Artikel 23 Opleggen en innen van de eigen bijdrage van de vrijwillige inburgeraar

  • 1. De vrijwillige inburgeraar is een eigen bijdrage verschuldigd ter hoogte van het bedrag genoemd in artikel 23 lid 2 van de wet. Deze eigen bijdrage dient de vrijwillige inburgeraar in één keer te betalen.

  • 2. In afwijking van het eerste lid kan de vrijwillige inburgeraar met een uitkering op grond van de Wet werk en bijstand of de Wet investeren in jongeren op diens verzoek, de eigen bijdrage in maximaal 24 maandelijkse termijnen betalen.

  • 3. In afwijking van het eerste lid kan een vrijwillige inburgeraar die een inkomen ontvangt anders dan bedoeld in lid 2, op diens verzoek, de eigen bijdrage in maximaal 12 termijnen betalen.

  • 4. Het college legt in de overeenkomst de wijze van betaling en de termijnen van betaling vast.

Artikel 24 Verstrekken van een bonus aan vrijwillige inburgeraars

  • 1. Indien de vrijwillige inburgeraar aan alle verplichtingen voortvloeiend uit artikel 21 heeft voldaan en/of het inburgeringsexamen, staatsexamen Nederlands als tweede taal I of II of het examen op het niveau Mbo 1 of Mbo 2 binnen de door het college gestelde termijn heeft behaald, kan het college een bonus verstrekken.

  • 2. De bonus, bedoeld in het eerste lid, bedraagt maximaal de hoogte van de eigen bijdrage, bedoeld in artikel 23, tweede lid van de wet.

  • 3. Het college stelt nadere regels voor de uitvoering en invulling van het eerste en het tweede lid.
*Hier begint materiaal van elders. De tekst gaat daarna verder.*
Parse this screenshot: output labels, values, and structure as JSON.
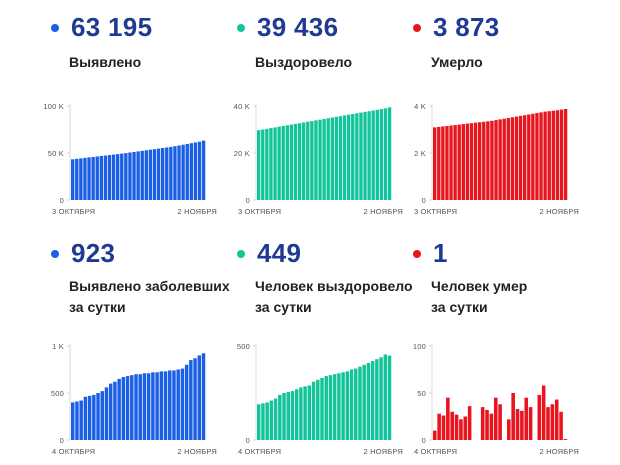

Artikel 25 Sancties bij niet-nakoming van de overeenkomst door de vrijwillige inburgeraar

Indien de vrijwillige inburgeraar de verplichtingen die zijn neergelegd in de overeenkomst niet of in onvoldoende mate nakomt, en hierbij sprake is van een verwijtbare gedraging van de vrijwillige inburgeraar, kan het college de reeds gemaakte kosten van de voorziening geheel of gedeeltelijk op de vrijwillige inburgeraar verhalen.

Paragraaf 6

Artikel 26 Vergoedingen

  • 1. Het college kan aan de inburgeringsplichtige of de vrijwillige inburgeraar een vergoeding verstrekken voor gemaakte of te maken noodzakelijke kosten voor de uitvoering van of deelname aan de voorziening.

  • 2. De in het eerste lid bedoelde kosten:

    • a.

      zijn, naar het oordeel van het college, noodzakelijk;

    • b.

      zijn of worden aangetoond dan wel te verifiëren;

    • c.

      kunnen, naar het oordeel van het college, redelijkerwijs niet ten laste van de inburgeringsplichtige of vrijwillige inburgeraar gebracht worden;

    • d.

      worden niet vergoed door een voorliggende voorziening;

    • e.

      zijn niet hoger dan de kosten van de goedkoopste en meest adequate oplossing.

Paragraaf 7

Artikel 27 Hardheidsclausule

Het college kan in bijzondere gevallen ten gunste van de inburgeringsplichtige of de vrijwillige inburgeraar afwijken van de bepalingen in deze verordening, indien strikte toepassing ervan tot onbillijkheden van zwaarwegende aard leidt.

Artikel 28 Onvoorzienbare situaties

In gevallen waarin de bepalingen van deze verordening niet voorzien, neemt het college een besluit, waarbij zoveel mogelijk aansluiting wordt gezocht bij vergelijkbare situaties met inachtneming van de individuele omstandigheden van de inburgeringsplichtige of vrijwillige inburgeraar.

Artikel 29 Inwerkingtreding

Deze verordening treedt in werking met ingang van de achtste dag volgend op die van de bekendmaking onder gelijktijdige intrekking van de Verordening Wet inburgering gemeente Leiden 2009.

Artikel 30 Citeertitel

Deze verordening kan worden aangehaald als: Verordening Wet inburgering gemeente Leiden 2011.